Two weeks of restrictions had failed to dampen infection rates and Bennett said figures suggested the lockdown message of stay at home wasn't being strictly understood by extended family living across multiple households in the city.
"It looks mostly driven by household-to-household contacts and this is part of Sydney were there are large extended families across multiple households and it looks like the message didn't really get through that stay at home means actually stay at your home, your physical home...
"So, a lot of work was being put into working with the community to try to help people understand where the risk really is."
The Delta Variant's increased infectiousness was playing a role in the spread of the virus in New South Wales and meant there was no room for error in contact tracing and measures to isolate those infected.
"There's no forgiveness. You miss a case in the community and the chances are now that will lead to another chain of transmission that will appear somewhere else and that's exactly what happened in western Sydney," she said.
Earlier, Covid-19 modeller Michael Plank told First Up Sydney needed a more strict lockdown to combat rising case numbers.
Plank, a professor at University of Canterbury's School of Mathematics and Statistics, said it could be at least several weeks before the outbreak can be contained.
He said New South Wales had a more relaxed lockdown compared with what New Zealand did last year and restrictions needed to be increased.
"It seems like they really need to pull out all the stops now with this Delta variant spreading. It's still increasing, so going to contactless only as we do here in New Zealand when we go to alert-level three seems like it's going to be necessary."

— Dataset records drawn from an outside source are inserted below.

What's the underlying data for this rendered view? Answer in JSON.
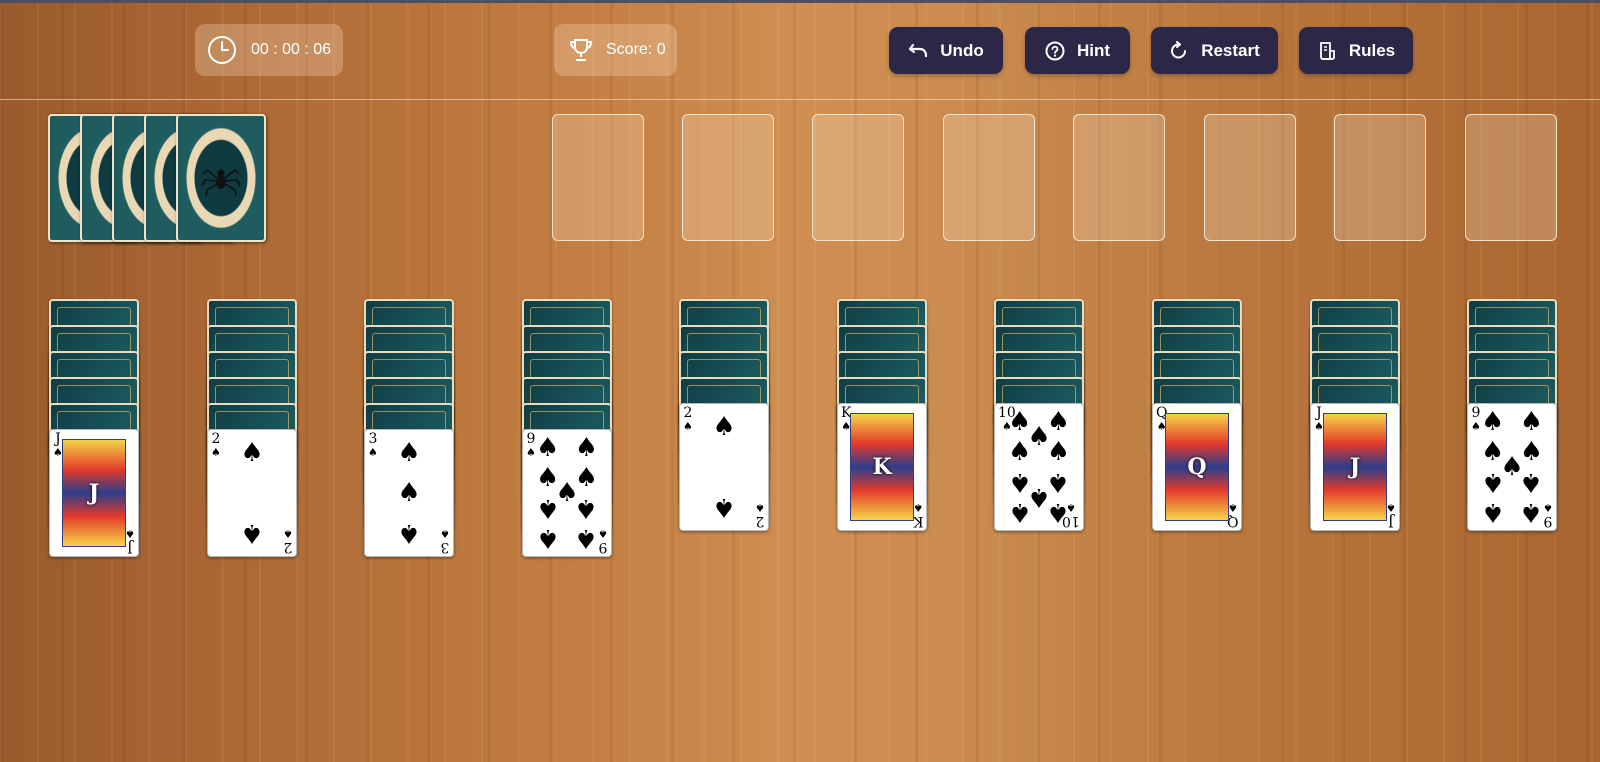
{
  "header": {
    "timer": {
      "value": "00 : 00 : 06",
      "icon": "clock-icon"
    },
    "score": {
      "label": "Score: 0",
      "icon": "trophy-icon"
    },
    "buttons": [
      {
        "label": "Undo",
        "icon": "undo-icon"
      },
      {
        "label": "Hint",
        "icon": "question-circle-icon"
      },
      {
        "label": "Restart",
        "icon": "restart-icon"
      },
      {
        "label": "Rules",
        "icon": "rules-icon"
      }
    ]
  },
  "stock": {
    "piles": 5
  },
  "foundations": {
    "count": 8
  },
  "tableau": [
    {
      "face_down": 5,
      "top": {
        "rank": "J",
        "suit": "♠"
      }
    },
    {
      "face_down": 5,
      "top": {
        "rank": "2",
        "suit": "♠"
      }
    },
    {
      "face_down": 5,
      "top": {
        "rank": "3",
        "suit": "♠"
      }
    },
    {
      "face_down": 5,
      "top": {
        "rank": "9",
        "suit": "♠"
      }
    },
    {
      "face_down": 4,
      "top": {
        "rank": "2",
        "suit": "♠"
      }
    },
    {
      "face_down": 4,
      "top": {
        "rank": "K",
        "suit": "♠"
      }
    },
    {
      "face_down": 4,
      "top": {
        "rank": "10",
        "suit": "♠"
      }
    },
    {
      "face_down": 4,
      "top": {
        "rank": "Q",
        "suit": "♠"
      }
    },
    {
      "face_down": 4,
      "top": {
        "rank": "J",
        "suit": "♠"
      }
    },
    {
      "face_down": 4,
      "top": {
        "rank": "9",
        "suit": "♠"
      }
    }
  ],
  "colors": {
    "button_bg": "#2c2747",
    "table_wood": "#c27d42"
  }
}
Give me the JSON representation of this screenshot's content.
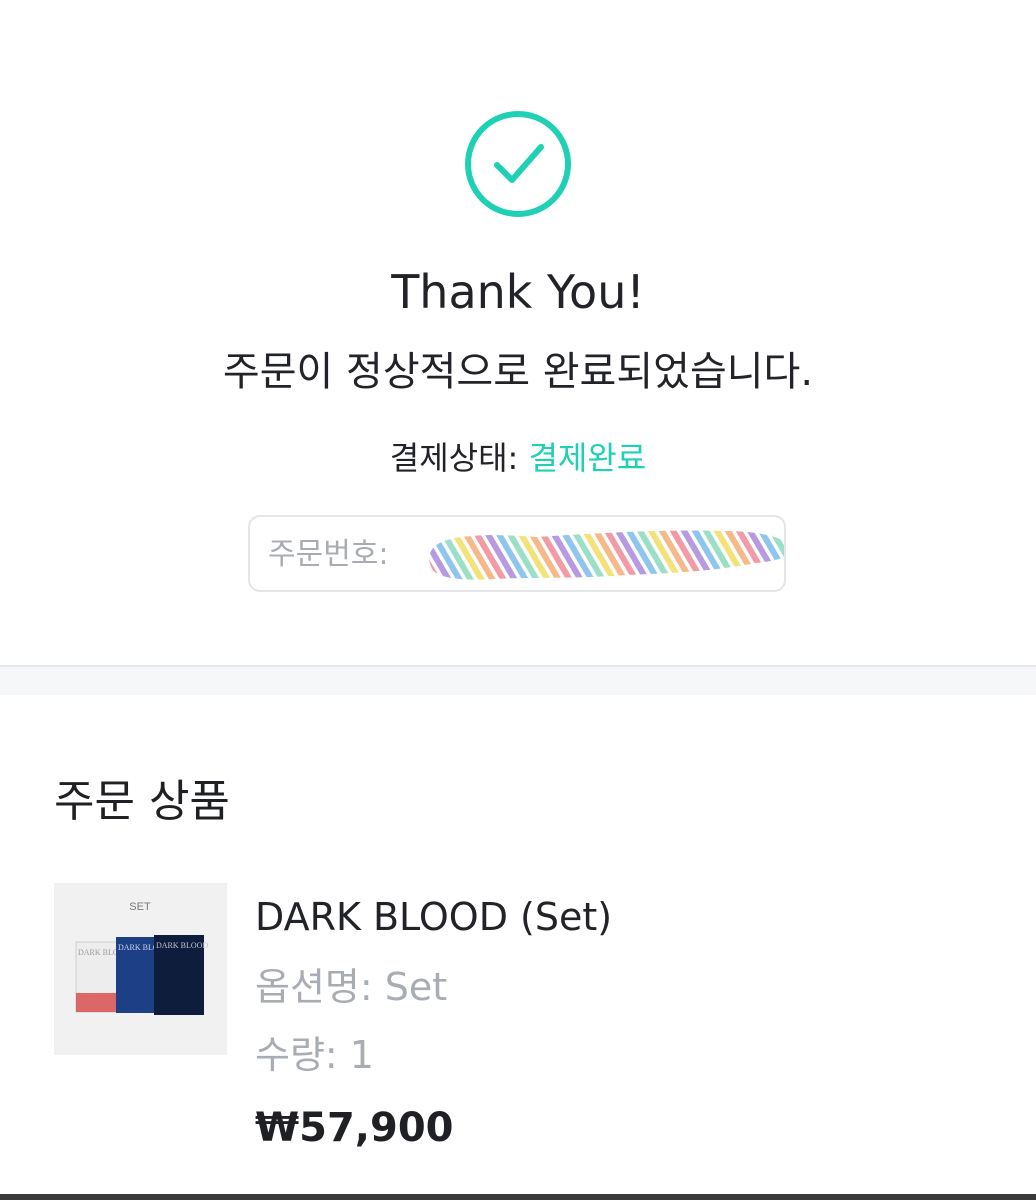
{
  "colors": {
    "accent": "#1fd1b4",
    "text": "#222328",
    "muted": "#a8acb3"
  },
  "success": {
    "icon": "check-circle-icon",
    "title": "Thank You!",
    "message": "주문이 정상적으로 완료되었습니다."
  },
  "payment": {
    "status_label": "결제상태: ",
    "status_value": "결제완료"
  },
  "order": {
    "number_label": "주문번호:",
    "number_redacted": true
  },
  "products_section": {
    "title": "주문 상품",
    "items": [
      {
        "thumb_label": "SET",
        "cover_text": "DARK BLOOD",
        "name": "DARK BLOOD (Set)",
        "option": "옵션명: Set",
        "quantity": "수량: 1",
        "price": "₩57,900"
      }
    ]
  }
}
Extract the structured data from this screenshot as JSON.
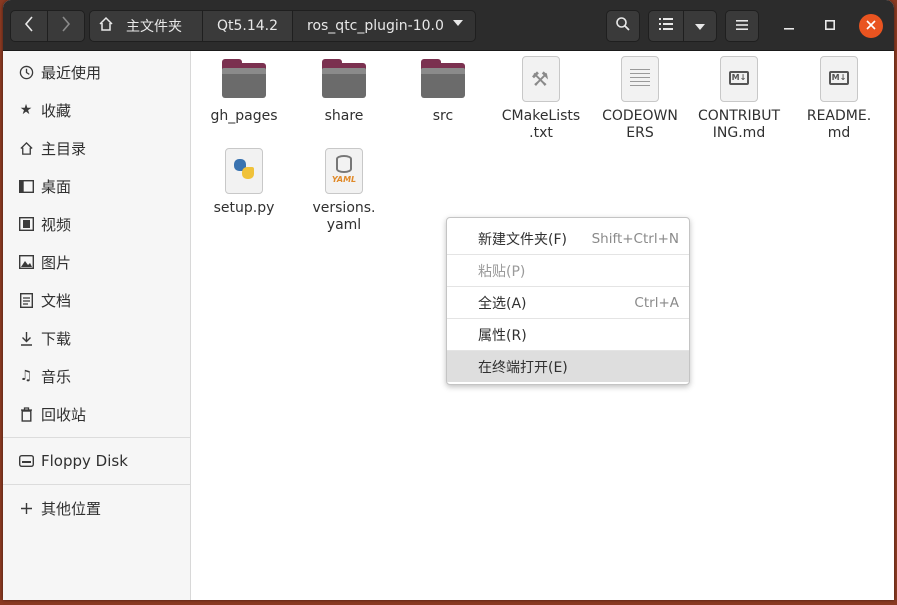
{
  "headerbar": {
    "breadcrumbs": [
      "主文件夹",
      "Qt5.14.2",
      "ros_qtc_plugin-10.0"
    ],
    "icons": {
      "back": "chevron-left-icon",
      "forward": "chevron-right-icon",
      "home": "home-icon",
      "search": "search-icon",
      "list_view": "list-view-icon",
      "view_options": "chevron-down-icon",
      "menu": "hamburger-menu-icon",
      "minimize": "minimize-icon",
      "maximize": "maximize-icon",
      "close": "close-icon"
    }
  },
  "sidebar": {
    "items": [
      {
        "label": "最近使用",
        "icon": "clock-icon"
      },
      {
        "label": "收藏",
        "icon": "star-icon"
      },
      {
        "label": "主目录",
        "icon": "home-icon"
      },
      {
        "label": "桌面",
        "icon": "desktop-icon"
      },
      {
        "label": "视频",
        "icon": "video-icon"
      },
      {
        "label": "图片",
        "icon": "picture-icon"
      },
      {
        "label": "文档",
        "icon": "document-icon"
      },
      {
        "label": "下载",
        "icon": "download-icon"
      },
      {
        "label": "音乐",
        "icon": "music-icon"
      },
      {
        "label": "回收站",
        "icon": "trash-icon"
      }
    ],
    "devices": [
      {
        "label": "Floppy Disk",
        "icon": "drive-icon"
      }
    ],
    "other": [
      {
        "label": "其他位置",
        "icon": "plus-icon"
      }
    ]
  },
  "files": [
    {
      "name": "gh_pages",
      "type": "folder"
    },
    {
      "name": "share",
      "type": "folder"
    },
    {
      "name": "src",
      "type": "folder"
    },
    {
      "name": "CMakeLists\n.txt",
      "type": "cmake"
    },
    {
      "name": "CODEOWN\nERS",
      "type": "text"
    },
    {
      "name": "CONTRIBUT\nING.md",
      "type": "markdown"
    },
    {
      "name": "README.\nmd",
      "type": "markdown"
    },
    {
      "name": "setup.py",
      "type": "python"
    },
    {
      "name": "versions.\nyaml",
      "type": "yaml"
    }
  ],
  "context_menu": {
    "items": [
      {
        "label": "新建文件夹(F)",
        "shortcut": "Shift+Ctrl+N",
        "enabled": true
      },
      {
        "label": "粘贴(P)",
        "shortcut": "",
        "enabled": false
      },
      {
        "label": "全选(A)",
        "shortcut": "Ctrl+A",
        "enabled": true
      },
      {
        "label": "属性(R)",
        "shortcut": "",
        "enabled": true
      },
      {
        "label": "在终端打开(E)",
        "shortcut": "",
        "enabled": true,
        "hovered": true
      }
    ]
  }
}
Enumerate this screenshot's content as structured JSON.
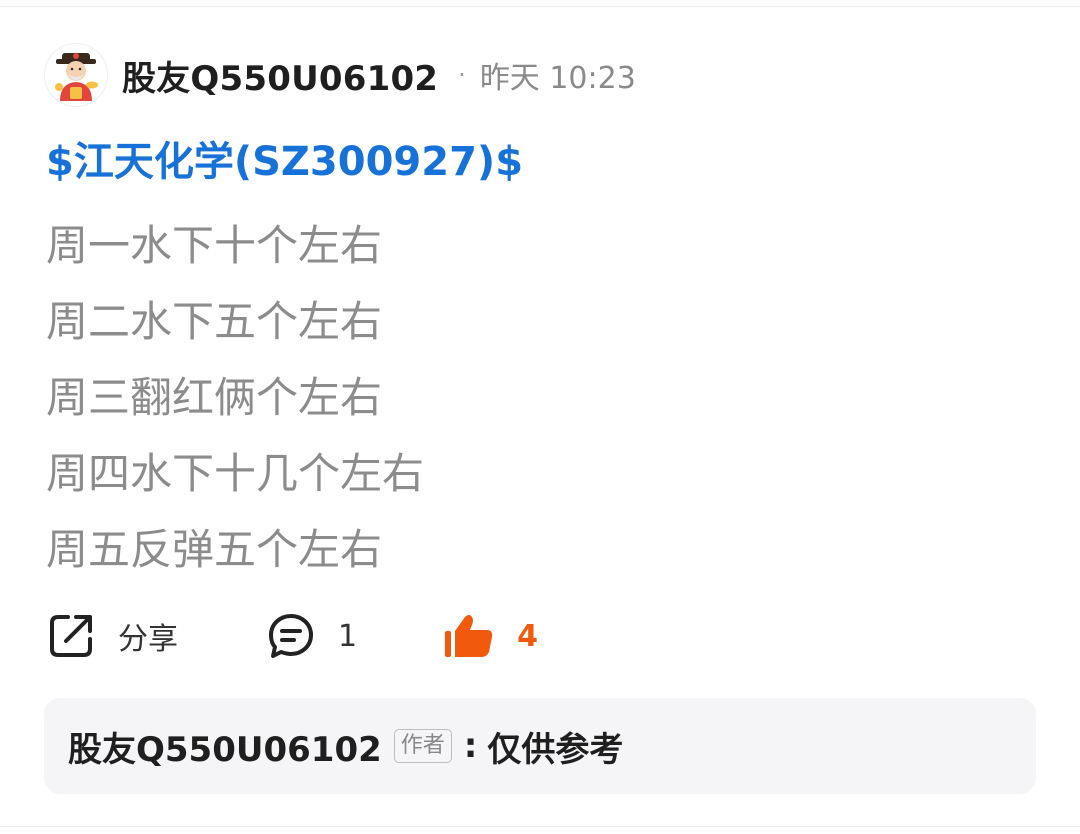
{
  "post": {
    "author": "股友Q550U06102",
    "separator": "·",
    "timestamp": "昨天 10:23",
    "stock_link": "$江天化学(SZ300927)$",
    "lines": [
      "周一水下十个左右",
      "周二水下五个左右",
      "周三翻红俩个左右",
      "周四水下十几个左右",
      "周五反弹五个左右"
    ]
  },
  "actions": {
    "share_label": "分享",
    "comment_count": "1",
    "like_count": "4"
  },
  "reply": {
    "user": "股友Q550U06102",
    "badge": "作者",
    "separator": ":",
    "text": "仅供参考"
  },
  "colors": {
    "link": "#1672d8",
    "like": "#f15a0c",
    "body_text": "#8c8c8c"
  },
  "icons": {
    "avatar": "fortune-god-avatar",
    "share": "share-icon",
    "comment": "comment-icon",
    "like": "thumbs-up-icon"
  }
}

Plank said the lockdowns that worked for older variants of Covid-19, would not work against the now dominant Delta strain.
"It's around twice as infectious as the strains of Covid we were dealing with last year," he said. "So measures that would have worked previously with the original strain of Covid were just not quite enough now.
"They're still one step behind the virus and they need to do everything they can to catch up and be one step ahead."
He said the risk of the Delta variant coming into New Zealand from other Australian states was relatively new, given strict state border controls in operation.